BM immature B cells (AA4.1⁺B220⁺κ⁺λ⁺), splenic transitional B cells (AA4.1⁺IgM^hiIgD⁺), and follicular B cells (AA4.1⁻IgM^loIgD^hi) were sorted as shown in Figure 3. Rearranged Vκ4-Jκ5 light chain DNA was amplified with a specific primer set (Figure 3A), cloned and sequenced. (A) The sequencing results are depicted as pie charts as described above. Each P value was obtained by two-tailed Student's t-test. (B) Mutation frequencies were calculated by the number of nt change per 10⁴ bp from C57BL/6 (filled bars) and from Aicda^−/− (open bars) mice.

(A) AID and RAG-2 expression were analyzed by RT-PCR in the sorted pre-B and immature B lymphocytes from BM and IgM^hi and IgM^lo mature B cells from PP of C57BL/6, Aicda^−/−, Aicda^+/+, CBA and BALB/c mice. The relative AID expression (B) in pre-B and immature B cells from different mouse strains and (C) of B cells in different lymphoid tissues from wild-type (Aicda^+/+) littermate controls were quantified by quantitative real-time PCR (qPCR) from the sorted cells as described in Experimental Procedures. Consistent results were obtained by more than three times of the experiments. N.D.: not detected.

(A) Strategy to amplify rearranged Vκ4Jκ5 DNA using a specific primer set. Forward primer anneals selectively on the IgVκ4 gene leader sequence and the reverse primer anneals on 3' intronic region of the Jκ5 exon as shown as arrowheads, respectively. The primer sequences are described in Supplemental Methods. (B) BM immature B cells (AA4.1⁺B220⁺κ⁺λ⁺) were sorted as described in Figure S1A. Splenic transitional B cells (transitional type 1 and 2) and mature follicular B cells were sorted as AA4.1⁺IgM^hiIgD⁺ and AA4.1⁻IgM^loIgD^hi, respectively.

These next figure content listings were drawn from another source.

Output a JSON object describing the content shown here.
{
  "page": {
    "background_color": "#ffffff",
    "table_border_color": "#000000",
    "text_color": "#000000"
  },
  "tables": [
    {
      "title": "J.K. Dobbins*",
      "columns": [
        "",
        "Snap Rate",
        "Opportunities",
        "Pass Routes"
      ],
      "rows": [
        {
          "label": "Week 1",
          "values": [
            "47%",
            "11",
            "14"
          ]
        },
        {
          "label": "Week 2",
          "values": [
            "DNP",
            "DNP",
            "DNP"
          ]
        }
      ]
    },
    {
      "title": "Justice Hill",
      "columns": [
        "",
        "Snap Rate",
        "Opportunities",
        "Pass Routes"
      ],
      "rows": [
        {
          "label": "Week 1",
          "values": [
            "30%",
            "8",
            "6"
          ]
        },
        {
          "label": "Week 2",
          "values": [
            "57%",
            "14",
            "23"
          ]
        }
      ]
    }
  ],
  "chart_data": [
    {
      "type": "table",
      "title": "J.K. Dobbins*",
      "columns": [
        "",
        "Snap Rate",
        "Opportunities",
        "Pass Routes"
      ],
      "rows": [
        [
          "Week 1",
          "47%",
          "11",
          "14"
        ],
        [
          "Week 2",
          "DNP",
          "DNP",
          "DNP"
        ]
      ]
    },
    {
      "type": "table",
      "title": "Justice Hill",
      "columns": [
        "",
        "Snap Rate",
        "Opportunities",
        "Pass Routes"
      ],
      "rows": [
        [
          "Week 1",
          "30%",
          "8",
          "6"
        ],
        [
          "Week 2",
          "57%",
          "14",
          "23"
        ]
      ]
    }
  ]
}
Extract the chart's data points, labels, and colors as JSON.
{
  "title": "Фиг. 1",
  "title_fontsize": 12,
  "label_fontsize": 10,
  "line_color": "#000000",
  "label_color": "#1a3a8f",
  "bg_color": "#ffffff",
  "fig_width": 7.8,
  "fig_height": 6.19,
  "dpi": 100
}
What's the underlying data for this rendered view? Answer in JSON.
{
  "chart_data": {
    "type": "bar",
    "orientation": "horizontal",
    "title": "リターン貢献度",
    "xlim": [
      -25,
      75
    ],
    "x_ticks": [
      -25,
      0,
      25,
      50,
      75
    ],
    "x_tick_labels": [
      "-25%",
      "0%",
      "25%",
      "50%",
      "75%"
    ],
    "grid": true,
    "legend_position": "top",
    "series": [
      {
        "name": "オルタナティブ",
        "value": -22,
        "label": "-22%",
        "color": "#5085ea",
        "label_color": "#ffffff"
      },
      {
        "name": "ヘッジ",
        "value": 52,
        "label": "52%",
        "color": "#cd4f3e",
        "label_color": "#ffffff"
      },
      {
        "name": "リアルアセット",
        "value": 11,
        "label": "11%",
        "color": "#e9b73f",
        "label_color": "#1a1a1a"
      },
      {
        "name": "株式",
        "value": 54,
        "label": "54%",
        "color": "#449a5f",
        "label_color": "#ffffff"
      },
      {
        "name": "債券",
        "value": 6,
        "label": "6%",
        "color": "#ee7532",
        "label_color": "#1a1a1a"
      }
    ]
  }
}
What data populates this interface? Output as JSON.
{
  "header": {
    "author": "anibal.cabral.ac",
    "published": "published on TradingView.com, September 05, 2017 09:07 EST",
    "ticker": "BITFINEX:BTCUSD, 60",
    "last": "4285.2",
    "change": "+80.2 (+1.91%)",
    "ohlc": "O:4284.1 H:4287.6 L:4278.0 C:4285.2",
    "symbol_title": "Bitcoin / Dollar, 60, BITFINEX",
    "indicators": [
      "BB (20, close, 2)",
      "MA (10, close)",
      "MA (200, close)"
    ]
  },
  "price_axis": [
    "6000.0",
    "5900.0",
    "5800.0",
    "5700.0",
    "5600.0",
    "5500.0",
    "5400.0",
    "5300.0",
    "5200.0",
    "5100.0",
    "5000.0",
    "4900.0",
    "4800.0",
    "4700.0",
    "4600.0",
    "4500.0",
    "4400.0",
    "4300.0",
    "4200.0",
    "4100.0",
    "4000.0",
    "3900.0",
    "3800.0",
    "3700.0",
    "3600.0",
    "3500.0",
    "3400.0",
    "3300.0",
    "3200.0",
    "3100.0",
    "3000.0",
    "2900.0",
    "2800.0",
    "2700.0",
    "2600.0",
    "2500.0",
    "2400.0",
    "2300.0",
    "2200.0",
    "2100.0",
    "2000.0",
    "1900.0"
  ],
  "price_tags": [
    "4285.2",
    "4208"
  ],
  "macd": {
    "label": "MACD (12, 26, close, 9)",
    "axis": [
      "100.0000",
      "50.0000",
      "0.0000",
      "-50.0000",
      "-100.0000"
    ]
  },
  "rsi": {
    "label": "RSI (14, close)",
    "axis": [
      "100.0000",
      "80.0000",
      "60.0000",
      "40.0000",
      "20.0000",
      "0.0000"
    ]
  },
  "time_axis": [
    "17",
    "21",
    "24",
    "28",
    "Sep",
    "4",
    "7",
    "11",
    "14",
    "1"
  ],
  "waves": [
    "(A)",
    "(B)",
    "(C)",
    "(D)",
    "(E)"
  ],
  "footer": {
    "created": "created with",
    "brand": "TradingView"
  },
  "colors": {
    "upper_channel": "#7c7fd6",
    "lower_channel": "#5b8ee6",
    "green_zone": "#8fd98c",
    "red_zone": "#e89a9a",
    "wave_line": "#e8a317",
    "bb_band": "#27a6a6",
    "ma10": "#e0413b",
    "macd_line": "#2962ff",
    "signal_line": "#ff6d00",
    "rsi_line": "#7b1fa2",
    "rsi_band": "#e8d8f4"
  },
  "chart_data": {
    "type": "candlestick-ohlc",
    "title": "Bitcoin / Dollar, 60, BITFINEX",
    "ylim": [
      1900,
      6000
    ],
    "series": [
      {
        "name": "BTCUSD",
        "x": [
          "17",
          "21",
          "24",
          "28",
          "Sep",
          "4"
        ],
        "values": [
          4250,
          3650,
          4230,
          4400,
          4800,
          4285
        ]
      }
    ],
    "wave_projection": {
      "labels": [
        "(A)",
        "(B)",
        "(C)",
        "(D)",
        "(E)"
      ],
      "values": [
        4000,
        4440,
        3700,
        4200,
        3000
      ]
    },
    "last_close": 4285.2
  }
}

CTs and PSTs for γ2b, γ3, and α were detected by Southern blot analyses of PCR-amplified cDNA from sorted pre-B and immature B cells in naïve (A) Aicda^+/+, (B) C57BL/6, and (C) BALB/c, but not detected in naive (A) Aicda^−/− mice. Iμ-Cμ is shown as cDNA loading control. Positive control samples were prepared as described in the Supplemental Data. Assays marked with asterisks (^*) have identical positive controls because these were analyzed in a single blot. Sample loadings in (B) and (C) were not carefully quantitated, therefore variations in signal intensities may not be meaningful. (D) Surface expression of IgA was measured by FACS analyses. For this assay 7−11 week old Aicda^−/− or Aicda^+/− mice were used. FACS contour plots are shown for representative Aicda^−/− or Aicda^+/− mice stained either with anti-IgA or with an isotype-matched control antibody. (E) Percentages of AA4.1⁺B220⁺IgA⁺ or AA4.1⁺B220⁺Iso.Cotrl.⁺ populations determined from FACS analyses as in (D) are depicted as vertical scatter plots. Each dot represents the percentage of the population from an individual mouse. The table indicates the mean population percentages determined from the scatter plots for the indicated mouse strains (± s.d). Five Aicda^−/− and ten Aicda^+/− mice were tested. The P value was obtained by one-tailed Student's t-test. (F) The BM AA4.1⁺B220⁺IgA⁺ population was sorted and pooled from three Aicda^+/− or two Aicda^−/− mice. cDNA was synthesized from purified RNA, and AID, PST-α, α-transcript, CT-α, and GAPDH were amplified by PCR. Five-fold sample dilutions are shown for Aicda^+/− and Aicda^−/− to allow semi-quantitative comparisons of signals within each PCR assay. Comparison of signals between PCR assays is not meaningful due to differences in reaction efficiencies. The two CT-α panels are from the same blot; one panel is overexposed (O.E.) to increase sensitivity.